Naturally, I volunteered.
It was surprisingly nerve-wracking being on the opposite side of the interview table. This was only about a year or so after my own interview, so I didn’t really feel qualified to be interviewing candidates myself.
Furthermore, the Computer Science department was hosting a panel for a class (Professionalism in Computing) where the class would ask questions and the panelists would give answers. Ashish wanted me to be on the panel.
To be honest, I felt like I was on trial yet again, a year after passing the interview and getting the job!
It all went amazingly though. I found I enjoyed talking to students (well, most of them), and I really enjoyed being on the panel. I felt like it was an opportunity to tell students the things I wish I had been told when I was in their shoes. I got great feedback from my fellow panelists, as well as the class’ professor (the same professor I took that class from when I was a student), all who said I did an excellent job and asked me to come back for the next one.
Eventually, the company hired a full-time university recruitment team.
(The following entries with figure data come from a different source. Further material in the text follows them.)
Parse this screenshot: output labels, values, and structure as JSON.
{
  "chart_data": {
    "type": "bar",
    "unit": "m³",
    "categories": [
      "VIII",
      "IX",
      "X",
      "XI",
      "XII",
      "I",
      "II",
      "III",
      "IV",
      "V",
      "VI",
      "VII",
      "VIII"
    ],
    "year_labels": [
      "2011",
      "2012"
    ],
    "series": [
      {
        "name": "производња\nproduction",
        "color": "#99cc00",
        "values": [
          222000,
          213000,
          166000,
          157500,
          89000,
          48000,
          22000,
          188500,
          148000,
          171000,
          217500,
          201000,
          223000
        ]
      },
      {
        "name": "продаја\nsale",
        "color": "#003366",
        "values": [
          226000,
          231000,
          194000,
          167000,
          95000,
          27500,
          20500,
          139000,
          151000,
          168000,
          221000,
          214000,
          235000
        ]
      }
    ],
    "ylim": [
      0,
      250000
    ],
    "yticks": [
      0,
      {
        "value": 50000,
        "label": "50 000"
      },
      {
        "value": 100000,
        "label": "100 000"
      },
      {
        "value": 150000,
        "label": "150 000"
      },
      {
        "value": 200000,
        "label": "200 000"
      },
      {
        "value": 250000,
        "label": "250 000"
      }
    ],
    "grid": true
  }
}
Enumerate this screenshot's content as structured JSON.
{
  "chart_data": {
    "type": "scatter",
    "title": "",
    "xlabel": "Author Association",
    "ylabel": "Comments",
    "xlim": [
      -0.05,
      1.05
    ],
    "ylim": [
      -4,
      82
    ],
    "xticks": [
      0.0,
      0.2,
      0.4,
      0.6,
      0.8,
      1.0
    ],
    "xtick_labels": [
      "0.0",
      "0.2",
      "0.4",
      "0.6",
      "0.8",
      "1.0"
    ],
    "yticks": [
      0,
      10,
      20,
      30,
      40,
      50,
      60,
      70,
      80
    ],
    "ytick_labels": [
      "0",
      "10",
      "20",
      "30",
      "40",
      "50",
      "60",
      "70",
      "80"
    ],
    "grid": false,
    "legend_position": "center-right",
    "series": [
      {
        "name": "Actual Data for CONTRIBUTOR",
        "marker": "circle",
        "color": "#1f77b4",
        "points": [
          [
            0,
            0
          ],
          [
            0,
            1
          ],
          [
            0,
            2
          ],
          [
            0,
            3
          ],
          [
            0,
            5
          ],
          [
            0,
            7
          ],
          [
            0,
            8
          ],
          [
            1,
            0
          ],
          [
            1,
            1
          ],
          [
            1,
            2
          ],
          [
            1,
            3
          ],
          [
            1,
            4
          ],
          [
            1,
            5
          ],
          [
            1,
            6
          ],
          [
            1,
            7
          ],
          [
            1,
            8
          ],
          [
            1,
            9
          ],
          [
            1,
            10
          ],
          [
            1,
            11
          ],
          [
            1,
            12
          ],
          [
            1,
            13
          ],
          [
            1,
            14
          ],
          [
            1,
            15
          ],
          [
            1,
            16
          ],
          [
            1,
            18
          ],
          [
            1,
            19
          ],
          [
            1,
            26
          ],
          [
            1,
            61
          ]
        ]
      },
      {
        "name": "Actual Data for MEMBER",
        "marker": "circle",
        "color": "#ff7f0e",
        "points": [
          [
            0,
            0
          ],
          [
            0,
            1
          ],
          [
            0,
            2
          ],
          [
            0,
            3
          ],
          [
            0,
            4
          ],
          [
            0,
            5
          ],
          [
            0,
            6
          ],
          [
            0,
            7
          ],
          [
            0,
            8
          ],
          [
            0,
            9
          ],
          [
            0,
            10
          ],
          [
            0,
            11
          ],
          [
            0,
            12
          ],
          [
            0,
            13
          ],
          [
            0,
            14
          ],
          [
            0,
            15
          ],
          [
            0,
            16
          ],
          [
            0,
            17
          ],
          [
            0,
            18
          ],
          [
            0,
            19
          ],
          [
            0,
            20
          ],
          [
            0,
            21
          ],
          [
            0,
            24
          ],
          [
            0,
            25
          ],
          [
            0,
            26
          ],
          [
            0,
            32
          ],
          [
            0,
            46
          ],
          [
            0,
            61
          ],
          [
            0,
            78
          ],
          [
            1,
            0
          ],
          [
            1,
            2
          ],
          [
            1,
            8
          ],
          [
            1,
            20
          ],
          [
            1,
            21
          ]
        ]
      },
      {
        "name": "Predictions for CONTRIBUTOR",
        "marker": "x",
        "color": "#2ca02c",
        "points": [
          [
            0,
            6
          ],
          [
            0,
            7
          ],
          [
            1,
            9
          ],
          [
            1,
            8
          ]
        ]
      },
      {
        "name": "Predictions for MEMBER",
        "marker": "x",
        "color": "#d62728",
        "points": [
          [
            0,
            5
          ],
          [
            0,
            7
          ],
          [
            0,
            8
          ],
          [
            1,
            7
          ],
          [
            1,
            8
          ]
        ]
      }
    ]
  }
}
The company’s presence at the career fairs got bigger and more elaborate, and we branched out to sponsoring scholarships and tech talks…it became a whole thing. And twice a year, I would make the drive up to Blacksburg to be a part of it. At one point I felt like I was the one training the recruiter, since I’d been attending those career fairs for several years and I knew exactly how they should go.
I only stopped going to the career fairs when I moved to New Zealand. I sometimes do miss those times. Maybe one day my current company will start doing university recruiting and I’ll get a chance to do it again.
I really appreciated the opportunity to do it, though. I would not describe myself as a people person at all, and certainly after a day of working the career fair booth talking to student after student I’d feel exhausted. But I do love helping people, teaching them, and enabling them to be better, and I felt like that was something I got a chance to do there.
College recruiting is one of the things I’m glad I said “yes” to!